Kimmich lacht, löw rotiert: die wm-uhr tickt schon
Erst zwei Testspiele, schon läuft die Stoppuhr. Joshua Kimmich betrat das Gelände im bayerischen Trainingscamp mit dem breiten Grinsen eines Mannes, der weiß: In vier Monaten zählt jeder Pass. Die Schweiz am Freitag, Ghana am Montag – das sind nur Aufwärmübungen für das Turnier, das im Juni die Nation in Atem halten wird.
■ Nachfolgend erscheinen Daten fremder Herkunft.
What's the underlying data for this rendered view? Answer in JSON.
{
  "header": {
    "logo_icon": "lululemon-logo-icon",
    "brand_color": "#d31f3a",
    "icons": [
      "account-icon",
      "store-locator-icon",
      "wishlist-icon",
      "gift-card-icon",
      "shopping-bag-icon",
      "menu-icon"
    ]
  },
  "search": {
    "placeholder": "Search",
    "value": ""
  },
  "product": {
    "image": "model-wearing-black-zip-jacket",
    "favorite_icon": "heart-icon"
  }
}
Die ständige neuausrichtung von bundestrainer löw
Kein Länderspiel ohne Neuanfang. Löw stellt um, wie immer. Drei Tage arbeitet er an einer Formation, die vielleicht schon wieder verworfen wird, wenn die Gruppenphase losgeht. Dabei bleibt nur eine Konstante: Kimmich. Knie gepflegt, Lunge offen, Hirn auf Empfang. „Wir müssen bereit sein, wenn’s brennt“, sagt er, und meint nicht das Freundschaftsspiel in Basel, sondern die Hitze von Katar, Kamerun oder wo immer das Finale steigt.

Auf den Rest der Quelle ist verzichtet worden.